Reports link China supply chains to both missile defense and missile guidance systems for Iran

China supplies the magnets inside the Arrow interceptor that defends Tel Aviv. China supplies the BeiDou satellite navigation inside the Fattah-2 missile that attacks Tel Aviv. The same country made the sword and the shield. And today, that country is hosting the diplomat who wants to broker peace between the people swinging the sword and the people holding the shield.

This is not an abstraction. The Australian Strategic Policy Institute confirmed two weeks ago that US interceptor missiles, including Patriot, THAAD, Arrow, and David’s Sling, depend on Chinese-processed rare earth elements for the neodymium and samarium-cobalt magnets that steer their guidance systems, power their actuators, and control their seekers. China controls 90 percent of the global rare earth supply chain. The United States is 100 percent net-import reliant for finished rare earth magnets. West Point’s Modern War Institute called this “a shot across the bow of the US defense industrial base.” There is no substitute. There is no stockpile. There is no domestic capacity that can scale in less than a decade.

Now hold that dependency in one hand. In the other, hold the verified fact that Iranian missiles, including the Fattah-2 hypersonic, the Kheibar Shekan, the Emad, and every Shahed drone in the current barrage, navigate using China’s BeiDou-3 encrypted military satellite signals, are fuelled by Chinese ammonium perchlorate propellant, contain Chinese sensors, semiconductors, and voltage converters, and are aimed using imagery from Russia’s Khayyam satellite and China’s Jilin-1 constellation.

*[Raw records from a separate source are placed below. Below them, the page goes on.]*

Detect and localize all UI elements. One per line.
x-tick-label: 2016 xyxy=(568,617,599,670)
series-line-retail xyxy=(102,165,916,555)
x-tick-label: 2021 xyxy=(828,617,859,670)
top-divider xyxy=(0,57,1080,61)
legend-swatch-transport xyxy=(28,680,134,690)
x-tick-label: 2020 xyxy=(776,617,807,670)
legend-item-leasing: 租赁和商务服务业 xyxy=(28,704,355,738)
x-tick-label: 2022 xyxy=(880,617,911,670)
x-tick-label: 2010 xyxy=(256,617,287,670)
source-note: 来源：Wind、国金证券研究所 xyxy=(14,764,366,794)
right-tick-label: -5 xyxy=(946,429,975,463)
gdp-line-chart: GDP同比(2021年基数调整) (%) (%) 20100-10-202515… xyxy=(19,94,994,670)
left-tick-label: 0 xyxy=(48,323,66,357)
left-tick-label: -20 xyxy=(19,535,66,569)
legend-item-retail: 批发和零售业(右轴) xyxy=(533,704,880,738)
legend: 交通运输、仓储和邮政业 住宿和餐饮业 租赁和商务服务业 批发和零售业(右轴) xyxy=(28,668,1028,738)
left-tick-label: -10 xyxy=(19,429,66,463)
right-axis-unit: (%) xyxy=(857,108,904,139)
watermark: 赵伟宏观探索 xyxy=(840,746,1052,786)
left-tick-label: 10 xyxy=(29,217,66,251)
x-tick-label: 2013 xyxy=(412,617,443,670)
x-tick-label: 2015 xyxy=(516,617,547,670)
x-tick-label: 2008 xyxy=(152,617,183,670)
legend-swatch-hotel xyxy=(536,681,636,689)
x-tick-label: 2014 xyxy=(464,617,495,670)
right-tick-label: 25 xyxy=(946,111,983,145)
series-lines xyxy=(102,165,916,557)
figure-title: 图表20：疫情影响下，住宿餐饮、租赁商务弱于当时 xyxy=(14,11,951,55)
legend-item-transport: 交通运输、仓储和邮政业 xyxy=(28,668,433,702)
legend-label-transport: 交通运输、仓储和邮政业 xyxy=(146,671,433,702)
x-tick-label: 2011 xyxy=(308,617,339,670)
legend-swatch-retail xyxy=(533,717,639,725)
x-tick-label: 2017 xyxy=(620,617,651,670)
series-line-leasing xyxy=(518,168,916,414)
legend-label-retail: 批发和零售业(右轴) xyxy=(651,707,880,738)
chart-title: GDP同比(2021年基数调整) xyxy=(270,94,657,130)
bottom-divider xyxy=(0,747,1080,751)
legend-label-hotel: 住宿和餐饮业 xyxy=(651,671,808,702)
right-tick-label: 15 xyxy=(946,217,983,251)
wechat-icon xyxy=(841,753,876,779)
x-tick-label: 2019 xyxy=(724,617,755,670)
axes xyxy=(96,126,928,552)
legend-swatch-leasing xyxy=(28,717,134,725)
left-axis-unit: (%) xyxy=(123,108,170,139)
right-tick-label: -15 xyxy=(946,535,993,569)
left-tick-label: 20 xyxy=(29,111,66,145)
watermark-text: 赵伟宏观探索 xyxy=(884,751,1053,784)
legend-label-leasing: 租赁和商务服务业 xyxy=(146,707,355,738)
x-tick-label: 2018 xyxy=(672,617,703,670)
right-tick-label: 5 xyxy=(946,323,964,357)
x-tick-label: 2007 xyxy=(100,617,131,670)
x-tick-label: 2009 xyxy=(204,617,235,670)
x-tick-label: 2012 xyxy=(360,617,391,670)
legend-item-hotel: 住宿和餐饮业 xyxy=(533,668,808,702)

The Arrow interceptor that Israel fires to protect Haifa contains Chinese magnets. The Fattah-2 that Iran fires to destroy Haifa contains Chinese navigation. Both weapons are manufactured using Chinese supply chains. Both are being depleted simultaneously. And the faster they are depleted, the more leverage China accumulates, because China is the only country that can resupply both sides and the only country that can cut off both sides.

RUSI reports that Israel has expended 122 of 150 Arrow 2/3 interceptors and 135 of 250 David’s Sling missiles. Each interceptor that is fired and cannot be replaced because China controls the magnet supply chain represents a permanent reduction in Israeli defensive capability. Each Iranian missile that is fired and cannot be replaced because Israeli strikes have hit the factories represents a permanent reduction in Iranian offensive capability. Both arsenals are shrinking toward zero. The country that manufactured the components inside both arsenals is the country hosting peace talks in Beijing right now.

This is not irony. This is architecture. China positioned itself as the indispensable supplier to every party in this conflict before the first missile was fired. It sells rare earths to the US defence industrial base. It sells navigation data and propellant precursors to the IRGC. It buys 80 percent of Iran’s oil exports. It holds the rare earth leverage that Bessent needs released to build more interceptors. And today, it is sitting across the table from Pakistan’s foreign minister discussing whether to become the guarantor of a peace deal that would resolve the war its supply chains are sustaining on both sides.

The war will end when the weapons run out or when the supplier decides it should. Both paths lead to Beijing.

https://open.substack.com/pub/shanakaanslemperera/p/the-last-molecule-standing?r=6p7b5o&utm_medium=ios

China is strongly linked to Iran’s military ecosystem in three real ways:

1. Missile guidance and navigation support

Iran has used BeiDou satellite navigation signals or compatible receivers in parts of its missile and drone ecosystem, according to multiple defense analysis reports and think tank assessments.
This is not “China guiding missiles,” but Iran using Chinese civilian/military dual-use positioning infrastructure

2. Component-level supply chains

China dominates rare earth processing and magnet supply chains, which feed into global defense manufacturing.
These materials can end up indirectly in systems like missile actuators, sensors, and guidance subsystems (including Western and non-Western systems).

3. Defense cooperation ecosystem

Reports from defense think tanks indicate expanding China–Iran defense ties, including missiles, radars, and industrial inputs, though not full integrated weapons co-production at scale.